Probing the mechanism of the Tat protein transport system at the single complex level in whole bacterial cells

Some bacterial proteins operate on the outside of the cell, for example the toxins produced by bacterial pathogens. Since all proteins are made inside the bacterium the extracellular proteins must be moved out of the cell across the normally impermeable cell membrane. This task is carried out by machines termed protein transporters that are located in the cell membrane. One type of transporter moves unfolded proteins, threading them across the membrane like string through the eye of a needle. By contrast, a second type of transporter, which we term the Tat system, moves folded proteins across the membrane. In this project we want to increase our understanding of how the Tat system works. We have added labels to the various proteins involved in the Tat pathway which make them appear as coloured spots when viewed in a special type of microscope. We can even see the spots in whole bacterial cells. By studying the behaviour of the spots we can learn about how the Tat components function in living cells. The Tat system is a possible drug target because it is required for bacterial pathogenesis but is not found in humans. It is also of biotechnological interest because it could be used to secrete useful protein products.
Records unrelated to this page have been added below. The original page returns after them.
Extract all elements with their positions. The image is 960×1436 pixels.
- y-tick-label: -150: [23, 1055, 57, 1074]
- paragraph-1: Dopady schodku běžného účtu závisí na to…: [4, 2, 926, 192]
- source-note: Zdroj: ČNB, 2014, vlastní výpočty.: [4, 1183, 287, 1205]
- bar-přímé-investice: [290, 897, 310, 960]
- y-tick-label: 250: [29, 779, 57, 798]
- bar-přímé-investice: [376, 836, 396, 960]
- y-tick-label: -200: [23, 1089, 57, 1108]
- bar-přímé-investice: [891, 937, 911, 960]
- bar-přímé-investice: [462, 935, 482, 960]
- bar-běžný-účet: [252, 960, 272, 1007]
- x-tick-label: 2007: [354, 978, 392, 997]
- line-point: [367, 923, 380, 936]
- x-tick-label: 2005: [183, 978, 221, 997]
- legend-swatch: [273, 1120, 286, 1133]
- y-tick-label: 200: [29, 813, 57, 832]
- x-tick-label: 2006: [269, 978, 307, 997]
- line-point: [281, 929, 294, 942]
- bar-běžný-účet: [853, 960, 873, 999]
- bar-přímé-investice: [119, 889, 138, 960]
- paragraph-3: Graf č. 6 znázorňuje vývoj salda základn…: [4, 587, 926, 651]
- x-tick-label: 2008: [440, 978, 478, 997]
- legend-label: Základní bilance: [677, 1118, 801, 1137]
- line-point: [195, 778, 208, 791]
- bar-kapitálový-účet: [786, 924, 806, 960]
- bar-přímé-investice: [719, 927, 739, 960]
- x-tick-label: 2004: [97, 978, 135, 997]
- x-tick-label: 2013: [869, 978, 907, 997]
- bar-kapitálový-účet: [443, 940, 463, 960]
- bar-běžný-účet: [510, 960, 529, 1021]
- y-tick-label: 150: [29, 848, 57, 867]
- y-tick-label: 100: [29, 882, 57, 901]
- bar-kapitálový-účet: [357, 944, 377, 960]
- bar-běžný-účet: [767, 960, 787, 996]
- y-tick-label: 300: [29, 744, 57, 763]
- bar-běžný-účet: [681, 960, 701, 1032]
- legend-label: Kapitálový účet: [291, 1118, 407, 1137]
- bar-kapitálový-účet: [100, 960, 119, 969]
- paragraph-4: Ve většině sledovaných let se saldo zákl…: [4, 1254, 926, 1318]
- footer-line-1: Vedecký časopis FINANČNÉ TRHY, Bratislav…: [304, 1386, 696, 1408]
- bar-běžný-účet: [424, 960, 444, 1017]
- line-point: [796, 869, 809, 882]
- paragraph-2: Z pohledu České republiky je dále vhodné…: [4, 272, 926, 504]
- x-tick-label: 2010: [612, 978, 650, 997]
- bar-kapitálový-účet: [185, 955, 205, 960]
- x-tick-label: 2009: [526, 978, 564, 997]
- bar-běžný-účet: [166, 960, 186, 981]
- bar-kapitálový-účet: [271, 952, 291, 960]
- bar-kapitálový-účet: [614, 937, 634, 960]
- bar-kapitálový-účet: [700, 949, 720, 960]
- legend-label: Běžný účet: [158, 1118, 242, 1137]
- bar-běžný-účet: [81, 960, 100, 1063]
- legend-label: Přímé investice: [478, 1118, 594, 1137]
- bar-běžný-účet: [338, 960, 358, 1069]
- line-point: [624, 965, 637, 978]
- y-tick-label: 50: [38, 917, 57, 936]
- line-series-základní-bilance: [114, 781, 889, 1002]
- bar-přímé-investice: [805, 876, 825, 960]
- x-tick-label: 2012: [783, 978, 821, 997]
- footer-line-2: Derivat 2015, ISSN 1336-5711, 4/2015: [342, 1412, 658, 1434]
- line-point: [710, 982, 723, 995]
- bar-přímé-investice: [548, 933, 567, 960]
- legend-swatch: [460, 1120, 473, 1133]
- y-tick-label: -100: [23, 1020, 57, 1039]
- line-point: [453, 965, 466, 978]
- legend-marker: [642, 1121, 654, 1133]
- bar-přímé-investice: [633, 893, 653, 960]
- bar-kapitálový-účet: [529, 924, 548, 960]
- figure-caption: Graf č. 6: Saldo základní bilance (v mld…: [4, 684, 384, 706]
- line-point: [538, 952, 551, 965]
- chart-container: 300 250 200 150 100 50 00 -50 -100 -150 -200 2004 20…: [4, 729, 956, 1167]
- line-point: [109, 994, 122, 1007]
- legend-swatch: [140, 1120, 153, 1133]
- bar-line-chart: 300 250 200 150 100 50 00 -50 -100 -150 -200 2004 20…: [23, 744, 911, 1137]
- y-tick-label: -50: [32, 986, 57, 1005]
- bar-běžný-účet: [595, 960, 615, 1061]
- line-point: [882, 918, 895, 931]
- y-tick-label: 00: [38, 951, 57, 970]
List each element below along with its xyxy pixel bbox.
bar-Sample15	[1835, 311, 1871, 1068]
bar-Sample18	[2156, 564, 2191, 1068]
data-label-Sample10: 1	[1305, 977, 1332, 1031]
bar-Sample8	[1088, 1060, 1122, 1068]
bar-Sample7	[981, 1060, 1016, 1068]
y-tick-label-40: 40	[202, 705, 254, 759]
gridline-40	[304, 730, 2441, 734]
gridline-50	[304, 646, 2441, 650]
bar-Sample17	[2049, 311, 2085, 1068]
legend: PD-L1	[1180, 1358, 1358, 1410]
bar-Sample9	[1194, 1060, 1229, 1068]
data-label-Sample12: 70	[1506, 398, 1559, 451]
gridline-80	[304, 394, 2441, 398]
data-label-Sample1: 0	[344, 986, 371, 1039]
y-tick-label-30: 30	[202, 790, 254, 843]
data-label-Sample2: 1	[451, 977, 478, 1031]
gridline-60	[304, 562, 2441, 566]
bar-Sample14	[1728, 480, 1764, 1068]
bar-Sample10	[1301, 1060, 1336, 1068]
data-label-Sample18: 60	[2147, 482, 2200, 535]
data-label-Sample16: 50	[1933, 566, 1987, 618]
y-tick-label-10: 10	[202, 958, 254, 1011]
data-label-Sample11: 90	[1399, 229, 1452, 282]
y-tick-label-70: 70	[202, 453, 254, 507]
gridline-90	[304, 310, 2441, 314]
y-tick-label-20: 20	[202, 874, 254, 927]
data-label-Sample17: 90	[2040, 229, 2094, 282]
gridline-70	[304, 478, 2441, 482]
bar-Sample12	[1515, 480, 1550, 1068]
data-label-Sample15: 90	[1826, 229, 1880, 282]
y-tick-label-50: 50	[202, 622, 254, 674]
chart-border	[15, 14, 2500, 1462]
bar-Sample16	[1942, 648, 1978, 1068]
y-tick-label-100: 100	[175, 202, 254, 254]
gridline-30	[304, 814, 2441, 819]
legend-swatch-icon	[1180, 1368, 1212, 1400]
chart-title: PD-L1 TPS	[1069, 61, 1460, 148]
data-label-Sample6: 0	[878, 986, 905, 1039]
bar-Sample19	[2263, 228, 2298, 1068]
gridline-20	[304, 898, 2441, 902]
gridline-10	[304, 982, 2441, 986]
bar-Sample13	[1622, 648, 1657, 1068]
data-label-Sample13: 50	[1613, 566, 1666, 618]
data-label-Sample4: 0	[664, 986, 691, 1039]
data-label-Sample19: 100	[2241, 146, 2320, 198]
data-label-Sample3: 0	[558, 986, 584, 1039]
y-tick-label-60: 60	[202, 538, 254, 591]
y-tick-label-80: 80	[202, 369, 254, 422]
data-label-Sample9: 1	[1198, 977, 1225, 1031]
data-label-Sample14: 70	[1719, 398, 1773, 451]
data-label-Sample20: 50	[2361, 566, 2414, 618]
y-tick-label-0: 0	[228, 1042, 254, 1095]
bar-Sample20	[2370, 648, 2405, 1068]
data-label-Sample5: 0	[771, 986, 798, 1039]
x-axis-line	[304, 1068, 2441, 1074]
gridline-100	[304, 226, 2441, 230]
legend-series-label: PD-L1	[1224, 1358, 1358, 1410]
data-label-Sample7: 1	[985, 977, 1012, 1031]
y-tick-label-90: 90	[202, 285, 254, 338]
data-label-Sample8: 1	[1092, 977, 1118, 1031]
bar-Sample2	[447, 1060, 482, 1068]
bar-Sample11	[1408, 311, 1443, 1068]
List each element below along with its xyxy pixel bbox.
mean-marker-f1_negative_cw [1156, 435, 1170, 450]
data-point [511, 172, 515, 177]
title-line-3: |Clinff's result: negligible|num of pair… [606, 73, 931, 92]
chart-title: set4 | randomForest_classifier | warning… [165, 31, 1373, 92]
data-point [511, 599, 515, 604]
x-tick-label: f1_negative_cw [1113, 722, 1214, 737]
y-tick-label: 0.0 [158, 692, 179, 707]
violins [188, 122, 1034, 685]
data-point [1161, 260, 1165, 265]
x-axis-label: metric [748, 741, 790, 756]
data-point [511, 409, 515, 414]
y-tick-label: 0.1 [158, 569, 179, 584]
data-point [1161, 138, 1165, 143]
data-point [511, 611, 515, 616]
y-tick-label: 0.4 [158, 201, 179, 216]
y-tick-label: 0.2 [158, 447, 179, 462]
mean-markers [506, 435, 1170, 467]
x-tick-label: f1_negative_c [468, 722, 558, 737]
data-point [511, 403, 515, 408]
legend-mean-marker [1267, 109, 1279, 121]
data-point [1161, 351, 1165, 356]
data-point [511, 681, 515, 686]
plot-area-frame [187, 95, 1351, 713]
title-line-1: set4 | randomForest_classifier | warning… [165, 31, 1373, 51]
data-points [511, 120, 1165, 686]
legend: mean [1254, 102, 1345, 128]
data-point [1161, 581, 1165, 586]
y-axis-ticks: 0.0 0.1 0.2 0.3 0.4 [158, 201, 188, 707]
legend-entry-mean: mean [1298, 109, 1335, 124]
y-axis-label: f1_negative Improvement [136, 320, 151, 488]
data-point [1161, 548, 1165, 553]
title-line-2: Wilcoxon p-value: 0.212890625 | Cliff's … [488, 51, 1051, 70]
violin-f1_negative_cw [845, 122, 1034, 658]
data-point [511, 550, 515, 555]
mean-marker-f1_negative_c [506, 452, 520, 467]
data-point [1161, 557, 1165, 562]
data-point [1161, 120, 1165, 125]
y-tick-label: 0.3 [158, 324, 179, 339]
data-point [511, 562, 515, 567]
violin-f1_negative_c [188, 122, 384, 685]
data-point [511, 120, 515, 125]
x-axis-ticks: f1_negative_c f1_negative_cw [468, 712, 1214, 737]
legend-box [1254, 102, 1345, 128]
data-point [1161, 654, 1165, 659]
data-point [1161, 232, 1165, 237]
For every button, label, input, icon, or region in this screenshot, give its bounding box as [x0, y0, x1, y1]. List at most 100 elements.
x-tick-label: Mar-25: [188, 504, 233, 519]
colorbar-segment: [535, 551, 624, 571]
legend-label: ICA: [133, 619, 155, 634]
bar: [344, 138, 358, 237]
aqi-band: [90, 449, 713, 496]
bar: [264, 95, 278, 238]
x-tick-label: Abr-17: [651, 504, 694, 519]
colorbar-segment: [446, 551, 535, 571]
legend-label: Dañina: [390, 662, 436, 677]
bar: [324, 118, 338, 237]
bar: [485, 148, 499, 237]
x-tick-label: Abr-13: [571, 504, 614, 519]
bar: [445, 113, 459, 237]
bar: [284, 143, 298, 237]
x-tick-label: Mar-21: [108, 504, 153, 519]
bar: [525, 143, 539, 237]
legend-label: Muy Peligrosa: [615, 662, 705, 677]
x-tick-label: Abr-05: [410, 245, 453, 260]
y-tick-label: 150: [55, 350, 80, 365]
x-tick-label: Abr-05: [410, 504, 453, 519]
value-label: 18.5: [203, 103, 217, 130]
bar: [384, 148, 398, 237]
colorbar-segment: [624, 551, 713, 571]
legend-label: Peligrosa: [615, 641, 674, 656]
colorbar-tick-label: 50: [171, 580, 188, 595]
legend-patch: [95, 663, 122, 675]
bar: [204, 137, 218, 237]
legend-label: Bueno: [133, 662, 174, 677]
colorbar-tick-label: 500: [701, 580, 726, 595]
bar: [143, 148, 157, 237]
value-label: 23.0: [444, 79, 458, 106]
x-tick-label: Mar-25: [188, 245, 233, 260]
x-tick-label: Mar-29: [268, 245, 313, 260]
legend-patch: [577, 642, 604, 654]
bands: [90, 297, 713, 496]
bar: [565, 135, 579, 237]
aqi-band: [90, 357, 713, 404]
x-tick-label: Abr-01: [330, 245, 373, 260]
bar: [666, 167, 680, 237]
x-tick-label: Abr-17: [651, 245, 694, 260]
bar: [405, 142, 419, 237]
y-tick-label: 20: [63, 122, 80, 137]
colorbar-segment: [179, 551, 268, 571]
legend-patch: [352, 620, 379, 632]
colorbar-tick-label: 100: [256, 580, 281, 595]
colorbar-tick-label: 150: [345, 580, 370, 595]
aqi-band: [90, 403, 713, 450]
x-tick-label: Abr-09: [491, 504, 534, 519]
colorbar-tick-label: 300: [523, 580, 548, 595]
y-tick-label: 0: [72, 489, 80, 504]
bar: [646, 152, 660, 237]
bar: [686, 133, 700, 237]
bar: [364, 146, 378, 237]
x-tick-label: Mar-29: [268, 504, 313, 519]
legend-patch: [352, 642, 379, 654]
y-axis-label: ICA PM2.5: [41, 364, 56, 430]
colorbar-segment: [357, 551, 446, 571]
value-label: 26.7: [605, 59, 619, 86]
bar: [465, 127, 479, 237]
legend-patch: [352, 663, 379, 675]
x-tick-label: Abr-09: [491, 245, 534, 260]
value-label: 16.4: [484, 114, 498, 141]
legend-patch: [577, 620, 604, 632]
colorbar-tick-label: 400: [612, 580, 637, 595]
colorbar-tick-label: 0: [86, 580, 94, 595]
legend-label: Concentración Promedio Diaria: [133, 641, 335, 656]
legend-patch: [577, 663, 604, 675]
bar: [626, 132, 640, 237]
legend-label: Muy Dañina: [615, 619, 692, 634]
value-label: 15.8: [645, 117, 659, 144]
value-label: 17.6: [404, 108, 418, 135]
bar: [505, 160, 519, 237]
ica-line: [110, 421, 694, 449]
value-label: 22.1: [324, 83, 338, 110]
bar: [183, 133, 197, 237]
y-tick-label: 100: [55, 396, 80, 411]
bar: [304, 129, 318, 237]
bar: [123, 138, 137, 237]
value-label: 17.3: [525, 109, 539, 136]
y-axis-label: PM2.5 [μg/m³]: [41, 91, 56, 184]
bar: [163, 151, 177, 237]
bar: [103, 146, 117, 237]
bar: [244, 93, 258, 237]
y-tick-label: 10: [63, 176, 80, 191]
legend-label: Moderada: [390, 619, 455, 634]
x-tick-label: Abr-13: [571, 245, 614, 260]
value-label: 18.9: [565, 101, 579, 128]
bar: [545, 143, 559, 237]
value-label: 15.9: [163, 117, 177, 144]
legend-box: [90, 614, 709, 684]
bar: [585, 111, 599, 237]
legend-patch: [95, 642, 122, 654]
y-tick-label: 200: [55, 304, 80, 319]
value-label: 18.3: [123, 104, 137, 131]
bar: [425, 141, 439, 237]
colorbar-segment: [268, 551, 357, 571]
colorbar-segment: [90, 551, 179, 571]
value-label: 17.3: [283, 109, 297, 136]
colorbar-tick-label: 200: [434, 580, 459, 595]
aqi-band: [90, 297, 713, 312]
The Tat protein transport system functions to export folded proteins across the bacterial cytoplasmic membrane. TatA, TatB and TatC are the essential components of the bacterial Tat protein export pathway and interact in a dynamic manner to form the membrane-located protein complexes necessary for substrate transport. We will use strains that express fluorescently-tagged Tat components at wild-type levels in conjunction with advanced imaging techniques to study individual Tat components under physiologically relevant conditions in whole bacterial cells.